Met ‘standaard kennis’ laat je zien dat je iets weet op het moment dat je een diploma wilt halen, maar met een vermogen kun je iets in elk moment, je hele leven lang.
Ik herinner mij van vroeger dat als mijn moeder mij vroeg naar of ik het leuk heb gehad ook niet verder kwam dan ‘Ja’ of ‘nee’ zonder verdere verklaring. Als kind had ik geen zin om dat wat in vorige momenten aan plezier zat nog eens uit de herinnering te herhalen. Het is een soort tweedehands theoretisch plezier overbrengen. Moet je eens proberen ;-).

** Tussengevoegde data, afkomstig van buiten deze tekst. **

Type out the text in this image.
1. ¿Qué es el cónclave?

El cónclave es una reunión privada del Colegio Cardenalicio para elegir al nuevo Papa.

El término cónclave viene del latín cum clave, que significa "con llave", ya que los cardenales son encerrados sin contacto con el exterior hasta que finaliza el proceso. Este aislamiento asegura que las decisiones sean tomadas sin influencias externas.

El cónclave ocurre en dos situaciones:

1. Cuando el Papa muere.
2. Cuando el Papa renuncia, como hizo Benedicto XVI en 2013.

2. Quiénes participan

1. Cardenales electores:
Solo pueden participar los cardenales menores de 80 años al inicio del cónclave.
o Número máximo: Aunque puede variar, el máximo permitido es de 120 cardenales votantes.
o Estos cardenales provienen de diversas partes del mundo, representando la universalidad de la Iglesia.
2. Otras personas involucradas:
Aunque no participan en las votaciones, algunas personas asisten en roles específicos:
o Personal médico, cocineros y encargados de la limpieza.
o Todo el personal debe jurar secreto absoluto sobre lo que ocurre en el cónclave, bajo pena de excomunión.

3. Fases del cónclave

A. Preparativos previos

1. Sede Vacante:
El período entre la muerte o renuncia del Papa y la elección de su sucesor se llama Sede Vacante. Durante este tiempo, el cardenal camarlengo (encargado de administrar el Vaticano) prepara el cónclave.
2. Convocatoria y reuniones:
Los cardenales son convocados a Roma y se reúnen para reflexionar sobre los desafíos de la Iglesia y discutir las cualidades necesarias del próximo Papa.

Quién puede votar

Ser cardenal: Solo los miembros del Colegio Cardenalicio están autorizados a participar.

Binnenkort geven wij een sessie op een hogeschool in Leeuwarden, waar de opleiding Communicatie, Media en Design een mooi voorbeeld is van diplomavrij leren. Ze kennen daar geen curriculum, maar met 950 studenten hebben ze 950 curricula. Elke student wordt uitgenodigd om na te denken over wat ze willen leren. Voor veel studenten is dat nog een lastige vraag (“Dat bepalen jullie toch voor mij?”) maar in speciale persoonlijke ontwikkelsessies gaan studenten en docenten uitgebreid aan de slag met wat je wilt en hoe je dat wilt leren. De opleiding kent geen tentamens en geen cijfers, alleen kwartaalbesprekingen om te kijken hoe ver je bent en wat je verder nodig hebt. Ook klassen bestaan niet, alleen communities die bestaan uit een mix van studenten, docenten en mensen uit het bedrijfsleven. In een gecontroleerde omgeving wordt zoveel mogelijk de praktijk nagebootst.
Zoon Donath gaf aan dit wel een toffe opleiding te vinden, al duurt het nog even voor hij naar een hogeschool of universiteit mag. De vraag “wat wil je leren?” Dacht hij zo te kunnen beantwoorden, omdat op zijn school, het Vathorst College in Amersfoort, deze vraag het uitgangspunt is bij de opleidingen. Ze hebben geen klassen, maar gezamenlijke leerhuizen. Voor specifieke uitleg momenten is er een instructielokaal waar de docent met leerlingen zich terug kan trekken, met een maximum van 20 minuten. De leerlingen bepalen zelf hun opdrachten aan de hand van thema’s, met kunst en cultuur als uitgangspunt. Wat ze willen, wat hun talent is en hoe ze dat willen ontwikkelen wordt zo lerendewijs ontdekt.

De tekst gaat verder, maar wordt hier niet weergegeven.